ASN
Advanced Shipping Notice. The North-American term for the electronic despatch advice — what ships, when, in which packaging.
Definition
ASN (Advanced Shipping Notice or Advance Ship Notice) is a generic term in widespread use in North-American retail and industry, designating the electronic message that precedes the physical arrival of a shipment. Its X12 carrier is the 856 Ship Notice/Manifest transaction set, publicly listed by ASC X12.
An ASN describes:
- The shipment identification (number, dates, carrier, mode).
- The logistic units (pallets / cartons / parcels) — each carrying its GS1 SSCC printed on the GS1-128 label.
- The product content (articles, quantities, batches, expiry dates).
- The packaging hierarchy (pallet → layer → carton → unit).
Origin
The ASN term took hold in US retail in the 1990s with Wal-Mart, Target
and their suppliers. The European functional equivalent is the
DESADV EDIFACT message (UN/CEFACT D.96A), which describes
exactly the same thing in a different syntax.
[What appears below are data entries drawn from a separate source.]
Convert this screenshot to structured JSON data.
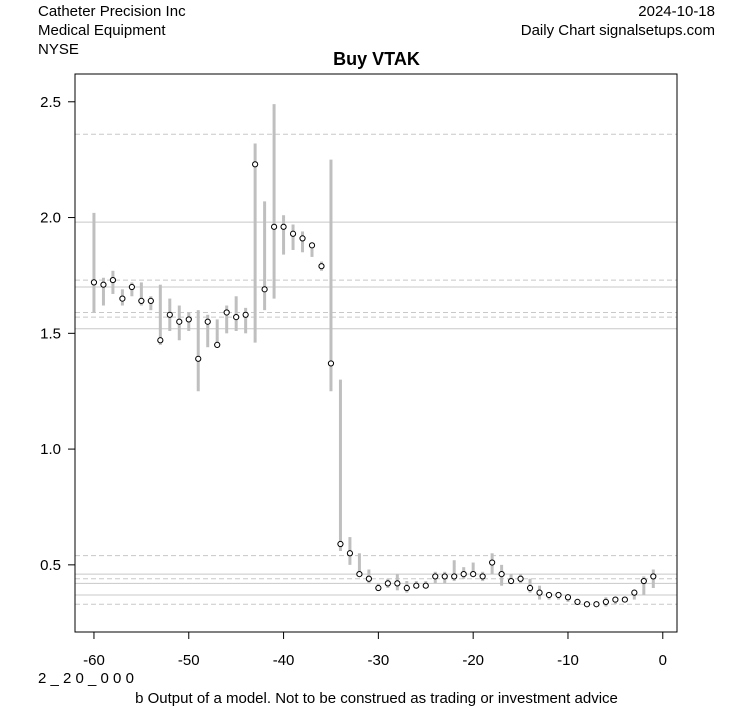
{
  "header": {
    "company": "Catheter Precision Inc",
    "sector": "Medical Equipment",
    "exchange": "NYSE",
    "date": "2024-10-18",
    "source": "Daily Chart signalsetups.com"
  },
  "footer": {
    "code": "2 _ 2 0 _ 0 0 0",
    "disclaimer": "b Output of a model. Not to be construed as trading or investment advice"
  },
  "chart_data": {
    "type": "scatter",
    "title": "Buy VTAK",
    "xlabel": "",
    "ylabel": "",
    "xlim": [
      -62,
      1.5
    ],
    "ylim": [
      0.21,
      2.62
    ],
    "x_ticks": [
      -60,
      -50,
      -40,
      -30,
      -20,
      -10,
      0
    ],
    "y_ticks": [
      0.5,
      1.0,
      1.5,
      2.0,
      2.5
    ],
    "grid": false,
    "colors": {
      "range_bar": "#bfbfbf",
      "point": "#000000",
      "solid_line": "#c8c8c8",
      "dashed_line": "#c8c8c8"
    },
    "solid_levels": [
      1.98,
      1.7,
      1.52,
      0.46,
      0.42,
      0.37
    ],
    "dashed_levels": [
      2.36,
      1.73,
      1.59,
      1.57,
      0.54,
      0.44,
      0.37,
      0.33
    ],
    "series": [
      {
        "x": [
          -60,
          -59,
          -58,
          -57,
          -56,
          -55,
          -54,
          -53,
          -52,
          -51,
          -50,
          -49,
          -48,
          -47,
          -46,
          -45,
          -44,
          -43,
          -42,
          -41,
          -40,
          -39,
          -38,
          -37,
          -36,
          -35,
          -34,
          -33,
          -32,
          -31,
          -30,
          -29,
          -28,
          -27,
          -26,
          -25,
          -24,
          -23,
          -22,
          -21,
          -20,
          -19,
          -18,
          -17,
          -16,
          -15,
          -14,
          -13,
          -12,
          -11,
          -10,
          -9,
          -8,
          -7,
          -6,
          -5,
          -4,
          -3,
          -2,
          -1
        ],
        "close": [
          1.72,
          1.71,
          1.73,
          1.65,
          1.7,
          1.64,
          1.64,
          1.47,
          1.58,
          1.55,
          1.56,
          1.39,
          1.55,
          1.45,
          1.59,
          1.57,
          1.58,
          2.23,
          1.69,
          1.96,
          1.96,
          1.93,
          1.91,
          1.88,
          1.79,
          1.37,
          0.59,
          0.55,
          0.46,
          0.44,
          0.4,
          0.42,
          0.42,
          0.4,
          0.41,
          0.41,
          0.45,
          0.45,
          0.45,
          0.46,
          0.46,
          0.45,
          0.51,
          0.46,
          0.43,
          0.44,
          0.4,
          0.38,
          0.37,
          0.37,
          0.36,
          0.34,
          0.33,
          0.33,
          0.34,
          0.35,
          0.35,
          0.38,
          0.43,
          0.45
        ],
        "high": [
          2.02,
          1.74,
          1.77,
          1.69,
          1.72,
          1.72,
          1.66,
          1.71,
          1.65,
          1.62,
          1.59,
          1.6,
          1.58,
          1.56,
          1.62,
          1.66,
          1.61,
          2.32,
          2.07,
          2.49,
          2.01,
          1.97,
          1.94,
          1.89,
          1.81,
          2.25,
          1.3,
          0.62,
          0.55,
          0.48,
          0.42,
          0.44,
          0.46,
          0.43,
          0.43,
          0.43,
          0.47,
          0.47,
          0.52,
          0.49,
          0.51,
          0.47,
          0.55,
          0.5,
          0.46,
          0.46,
          0.44,
          0.41,
          0.38,
          0.38,
          0.37,
          0.35,
          0.34,
          0.34,
          0.36,
          0.36,
          0.36,
          0.39,
          0.45,
          0.48
        ],
        "low": [
          1.59,
          1.62,
          1.67,
          1.62,
          1.66,
          1.62,
          1.6,
          1.45,
          1.51,
          1.47,
          1.51,
          1.25,
          1.44,
          1.44,
          1.5,
          1.51,
          1.5,
          1.46,
          1.6,
          1.65,
          1.84,
          1.86,
          1.85,
          1.83,
          1.77,
          1.25,
          0.56,
          0.5,
          0.45,
          0.42,
          0.39,
          0.4,
          0.39,
          0.38,
          0.4,
          0.4,
          0.42,
          0.42,
          0.43,
          0.44,
          0.45,
          0.43,
          0.46,
          0.41,
          0.42,
          0.42,
          0.38,
          0.35,
          0.35,
          0.35,
          0.34,
          0.33,
          0.32,
          0.32,
          0.32,
          0.33,
          0.34,
          0.35,
          0.37,
          0.4
        ]
      }
    ]
  }
}
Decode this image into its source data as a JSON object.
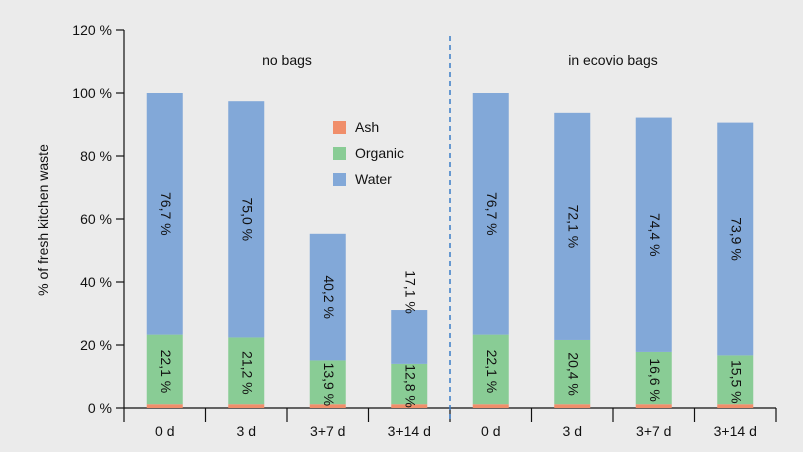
{
  "chart_data": {
    "type": "bar",
    "stacked": true,
    "ylabel": "% of fresh kitchen waste",
    "ylim": [
      0,
      120
    ],
    "yticks": [
      0,
      20,
      40,
      60,
      80,
      100,
      120
    ],
    "ytick_labels": [
      "0 %",
      "20 %",
      "40 %",
      "60 %",
      "80 %",
      "100 %",
      "120 %"
    ],
    "groups": [
      {
        "label": "no bags",
        "categories": [
          "0 d",
          "3 d",
          "3+7 d",
          "3+14 d"
        ]
      },
      {
        "label": "in ecovio bags",
        "categories": [
          "0 d",
          "3 d",
          "3+7 d",
          "3+14 d"
        ]
      }
    ],
    "categories": [
      "0 d",
      "3 d",
      "3+7 d",
      "3+14 d",
      "0 d",
      "3 d",
      "3+7 d",
      "3+14 d"
    ],
    "series": [
      {
        "name": "Ash",
        "color": "#f08e6a",
        "values": [
          1.2,
          1.2,
          1.2,
          1.2,
          1.2,
          1.2,
          1.2,
          1.2
        ]
      },
      {
        "name": "Organic",
        "color": "#89cc95",
        "values": [
          22.1,
          21.2,
          13.9,
          12.8,
          22.1,
          20.4,
          16.6,
          15.5
        ]
      },
      {
        "name": "Water",
        "color": "#82a8d8",
        "values": [
          76.7,
          75.0,
          40.2,
          17.1,
          76.7,
          72.1,
          74.4,
          73.9
        ]
      }
    ],
    "bar_labels": {
      "organic": [
        "22,1 %",
        "21,2 %",
        "13,9 %",
        "12,8 %",
        "22,1 %",
        "20,4 %",
        "16,6 %",
        "15,5 %"
      ],
      "water": [
        "76,7 %",
        "75,0 %",
        "40,2 %",
        "17,1 %",
        "76,7 %",
        "72,1 %",
        "74,4 %",
        "73,9 %"
      ]
    },
    "legend": {
      "position": "inside-top-center",
      "entries": [
        "Ash",
        "Organic",
        "Water"
      ]
    },
    "separator": {
      "style": "dashed",
      "color": "#3a7cc8"
    },
    "grid": false
  }
}
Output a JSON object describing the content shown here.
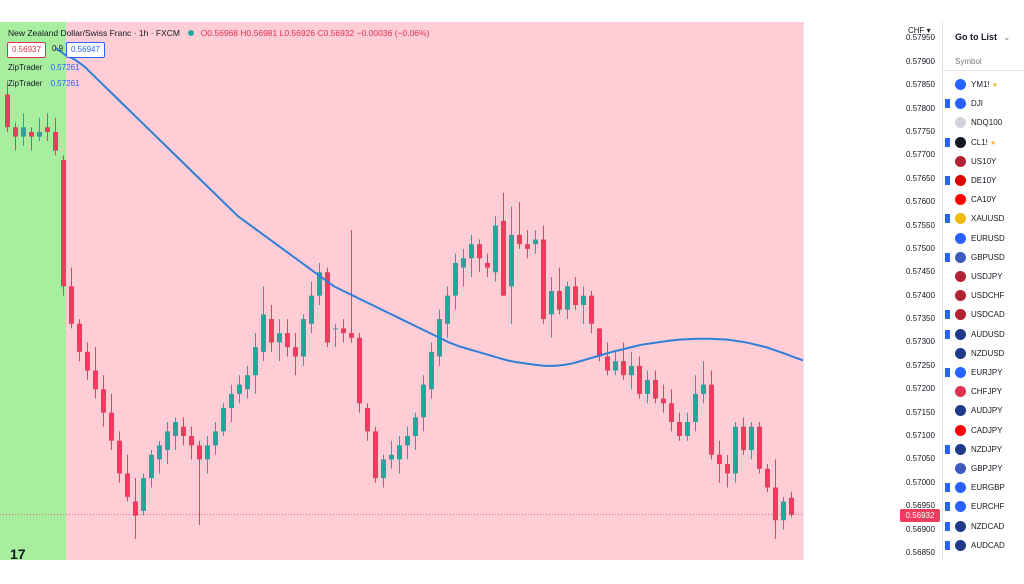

ASC X12 publishes the name
and the public description of 856 on its transaction-sets page; see
archive content/_sources/x12/X12_PUBLIC_INDEX.md.
Example in context
A dry-goods supplier ships a truck to a Walmart distribution centre. Its ERP emits an ASN (X12 856) one hour before actual departure. Walmart's WMS pre-assigns dock doors, scans SSCCs on arrival and compares line-by-line. Any discrepancy on quantity or SSCC raises a chargeback.